This is scary. What to say to you that will make you want to work with me to improve your life? I guess the simple answer is the best – the story of what gets me up in the morning to do this.
After five years working in advertising and marketing, I decided in 2004 that a desk job wasn't for me – selling stuff that I essentially didn't care about was bad on so many levels. I wanted job satisfaction, but more importantly, I wanted a sense of positively contributing to society. After scratching my head, searching my soul and completing some aptitude tests, I discovered Occupational Therapy (OT). At the time I had very little idea what OT's do, but some research and a little OT work-experience convinced me to take a giant leap of faith and apply to do the four-year uni course. I was 24 years old. Most of my family at the time thought I was mad; friends said it was an early mid-life crisis. With the benefit of hindsight it was one of the best decisions I’ve made.
That decision came while living overseas, when a planned trip through Africa with friends was cut short after my parents became ill. Within a month of returning home, my Mum had a massive stroke – at the age of 60 – and life changed dramatically. My Dad already suffered from depression and my Mum’s stroke was a massive challenge, meaning many of the decisions about her care fell to me, an only-child. Family and friends – not least Dad – provided so much help through this period, but by necessity I gained first-hand experience about the services available for stroke patients in NSW through public health.
Mum didn’t qualify for rehabilitation, so we were advised to put her into a nursing home – a minefield at best. Fortunately, a wonderful elderly patient in Mum's hospital room gave me some unexpected advice: “Don't book any appointments when you have to go into the nursing homes,” she said. “Go in at about 10am and ask for the nurse in charge. If the place smells like faeces, don’t put her in there.” This startled me at the time, but she was right. Eventually I found a care facility and had Mum placed there in 2004. She died 2011 years later, spending her last days in a nursing home. What I have learned since has made me sad and angry and sure this could have been otherwise.
We had good times during those years. Despite not being able to use her left arm or leg, Mum still had a brilliant memory, and a cheeky personality that endeared her to staff and residents alike. For example, she befriend Joe, an Italian man who could walk but couldn't remember things so well. When the nurses left the hands-free phone unattended, Joe would get it and bring it to Mum, who had memorised Joe's family contact numbers. Joe would have a long chat on the phone, and then Mum would call her long-distance relatives. This routine lasted quite a while, until the phone bills finally caught up with the both of them. The staff – if not the administrators – loved Mum and Joe for it. Thank you to all those who understood them.

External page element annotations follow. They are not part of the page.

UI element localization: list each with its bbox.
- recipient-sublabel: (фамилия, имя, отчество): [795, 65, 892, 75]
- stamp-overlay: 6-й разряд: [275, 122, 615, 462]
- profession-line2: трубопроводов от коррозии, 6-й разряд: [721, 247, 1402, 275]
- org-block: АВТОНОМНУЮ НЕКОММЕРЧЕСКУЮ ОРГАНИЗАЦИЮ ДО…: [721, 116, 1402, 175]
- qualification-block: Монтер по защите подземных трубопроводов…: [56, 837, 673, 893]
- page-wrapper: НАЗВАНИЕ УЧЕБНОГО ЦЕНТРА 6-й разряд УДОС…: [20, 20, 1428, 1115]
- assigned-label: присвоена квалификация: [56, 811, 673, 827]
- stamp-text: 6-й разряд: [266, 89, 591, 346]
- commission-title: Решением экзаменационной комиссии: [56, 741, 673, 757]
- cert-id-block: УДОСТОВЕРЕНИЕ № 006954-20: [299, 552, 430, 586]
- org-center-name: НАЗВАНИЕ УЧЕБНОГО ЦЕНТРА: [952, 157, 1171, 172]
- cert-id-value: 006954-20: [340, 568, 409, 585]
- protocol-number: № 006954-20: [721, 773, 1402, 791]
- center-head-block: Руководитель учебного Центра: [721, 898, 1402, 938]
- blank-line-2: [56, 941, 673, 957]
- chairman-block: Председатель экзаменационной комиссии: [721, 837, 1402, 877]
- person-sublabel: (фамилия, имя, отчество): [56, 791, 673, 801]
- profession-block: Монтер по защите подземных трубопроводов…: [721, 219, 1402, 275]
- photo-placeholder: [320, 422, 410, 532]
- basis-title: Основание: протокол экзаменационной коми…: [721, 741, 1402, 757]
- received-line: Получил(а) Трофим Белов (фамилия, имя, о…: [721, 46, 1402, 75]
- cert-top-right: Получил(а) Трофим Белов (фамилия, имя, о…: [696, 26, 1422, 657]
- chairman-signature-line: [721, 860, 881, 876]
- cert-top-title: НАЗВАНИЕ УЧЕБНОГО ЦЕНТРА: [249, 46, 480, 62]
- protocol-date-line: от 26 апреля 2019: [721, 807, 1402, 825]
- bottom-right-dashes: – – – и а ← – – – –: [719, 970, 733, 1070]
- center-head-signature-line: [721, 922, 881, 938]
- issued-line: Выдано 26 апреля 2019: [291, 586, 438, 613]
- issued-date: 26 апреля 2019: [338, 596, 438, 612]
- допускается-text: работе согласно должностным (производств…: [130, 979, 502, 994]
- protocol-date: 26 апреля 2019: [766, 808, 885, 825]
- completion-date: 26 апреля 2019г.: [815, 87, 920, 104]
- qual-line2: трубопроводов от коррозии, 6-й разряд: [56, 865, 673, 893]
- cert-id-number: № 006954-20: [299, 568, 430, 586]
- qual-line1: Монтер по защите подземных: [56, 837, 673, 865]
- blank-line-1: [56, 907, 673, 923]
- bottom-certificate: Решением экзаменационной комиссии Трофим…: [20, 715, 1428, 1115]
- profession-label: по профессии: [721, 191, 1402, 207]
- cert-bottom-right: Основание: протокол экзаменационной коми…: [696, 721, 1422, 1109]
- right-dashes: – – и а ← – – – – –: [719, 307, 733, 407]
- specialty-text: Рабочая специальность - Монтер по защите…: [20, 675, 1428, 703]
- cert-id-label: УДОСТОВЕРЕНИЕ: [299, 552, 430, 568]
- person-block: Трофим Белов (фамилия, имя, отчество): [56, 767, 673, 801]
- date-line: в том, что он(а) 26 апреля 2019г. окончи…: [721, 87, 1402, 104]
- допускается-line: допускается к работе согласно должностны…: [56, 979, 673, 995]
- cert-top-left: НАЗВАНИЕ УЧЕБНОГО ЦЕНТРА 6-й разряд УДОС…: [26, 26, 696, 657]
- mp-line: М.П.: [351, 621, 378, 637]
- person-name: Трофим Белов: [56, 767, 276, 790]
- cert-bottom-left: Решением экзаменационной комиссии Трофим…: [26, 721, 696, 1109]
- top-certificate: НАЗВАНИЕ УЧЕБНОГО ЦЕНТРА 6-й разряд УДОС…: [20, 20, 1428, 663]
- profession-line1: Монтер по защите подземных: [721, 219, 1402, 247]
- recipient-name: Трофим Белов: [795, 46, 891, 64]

While this unfolded I completed a Bachelor of Applied Science in Occupational Therapy at the University of Western Sydney. I was fascinated with so many new things, but particularly neurology, not only because of what Mum was going through but also because it’s just so bloody interesting.

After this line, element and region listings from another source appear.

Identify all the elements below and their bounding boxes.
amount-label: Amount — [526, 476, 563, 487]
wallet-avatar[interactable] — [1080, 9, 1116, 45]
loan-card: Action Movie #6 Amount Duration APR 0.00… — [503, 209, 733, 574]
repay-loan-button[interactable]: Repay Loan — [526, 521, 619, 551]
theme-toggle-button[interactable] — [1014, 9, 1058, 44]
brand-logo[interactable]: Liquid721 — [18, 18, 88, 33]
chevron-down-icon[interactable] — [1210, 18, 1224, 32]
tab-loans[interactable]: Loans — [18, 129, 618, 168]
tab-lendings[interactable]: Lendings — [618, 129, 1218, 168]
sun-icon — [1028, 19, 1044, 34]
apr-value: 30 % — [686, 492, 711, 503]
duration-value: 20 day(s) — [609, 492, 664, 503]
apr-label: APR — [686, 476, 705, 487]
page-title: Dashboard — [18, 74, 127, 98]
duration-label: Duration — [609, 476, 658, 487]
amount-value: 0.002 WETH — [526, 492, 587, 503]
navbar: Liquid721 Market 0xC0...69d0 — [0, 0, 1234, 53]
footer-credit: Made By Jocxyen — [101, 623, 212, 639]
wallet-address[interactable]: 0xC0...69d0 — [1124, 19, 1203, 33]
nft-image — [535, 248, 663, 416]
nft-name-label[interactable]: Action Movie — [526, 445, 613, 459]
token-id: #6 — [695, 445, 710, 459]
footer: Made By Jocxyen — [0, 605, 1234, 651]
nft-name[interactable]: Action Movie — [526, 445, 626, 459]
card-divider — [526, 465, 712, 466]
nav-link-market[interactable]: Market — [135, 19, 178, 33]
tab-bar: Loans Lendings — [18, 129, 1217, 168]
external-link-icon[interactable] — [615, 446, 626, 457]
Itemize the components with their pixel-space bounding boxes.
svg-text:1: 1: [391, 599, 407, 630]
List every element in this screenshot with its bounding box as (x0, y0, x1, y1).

After graduation I started work at a large metropolitan hospital in the neurology and neurosurgery wards. I learnt so much. I met people who, literally, had half a brain – and were still able to have a conversation. It blew my mind. I would talk to this guy and just think, “Wow, how is this possible.” Textbooks just couldn't explain it. I would look at the scans, look back at him and just smile. Despite all that we think we know about medicine and neurology, there is always someone who can defy it all. This was my first real experience of Neuroplasticity.
My then-manager at the hospital was also extremely interested in Neuroplasticty, and far more widely read than myself. He put me onto Norman Doidge’s book, The Brain That Changes Itself. From there I began applying the concepts of neuroplasticity to my work. To learn more, I attended the Taub Clinic at the University of Alabama and completed the Constraint Induced Movement Therapy course in 2014. There I met Edward Taub – a lovely and fascinating man, a true old school gentleman who, at the age of 80, is still a driving force at the clinic. Through his inspiration, I completed more neuroplastic intervention courses and applied them as best I could in public health.
The more I learnt, the more frustrated I became with not being able to deliver this treatment – in full – through public health. I mean, you don’t give someone a half-dose of medication and expect the same result as a full course, do you? So why would you expect a half dose of therapy to achieve the same results as a full one. All the evidence currently available says you have to give complete, intense therapy to achieve any neuroplastic change. This doesn't mean just one or two hours a day, but four to six hours for one person to reorganise their brain. Hospitals aren’t built to deliver these types of interventions.
All I really want to do is deliver the benefits of Constraint Induced Movement Therapy and related interventions as they need to be delivered. I don’t want to dilute that for any reasons beyond my control. This treatment works, and I want to make it work for you – I didn’t come up with it, but I am standing on the shoulders of the giants who did, and, without being silly about it, I am good at it.
It’s not easy – there is no magic pill. I wish there was. I’m not promising a complete recovery – I can’t deliver that and I haven’t seen any method that can. But you can make huge improvements. It’s going to be hard – patients that have done this with me say it’s some of the hardest rehab training they have ever done. They also say the results more than justify the work.
You will be challenged. We’ll probably shed a few tears together as well.
It’s emotional stuff, but I’ll make it worth it if you will.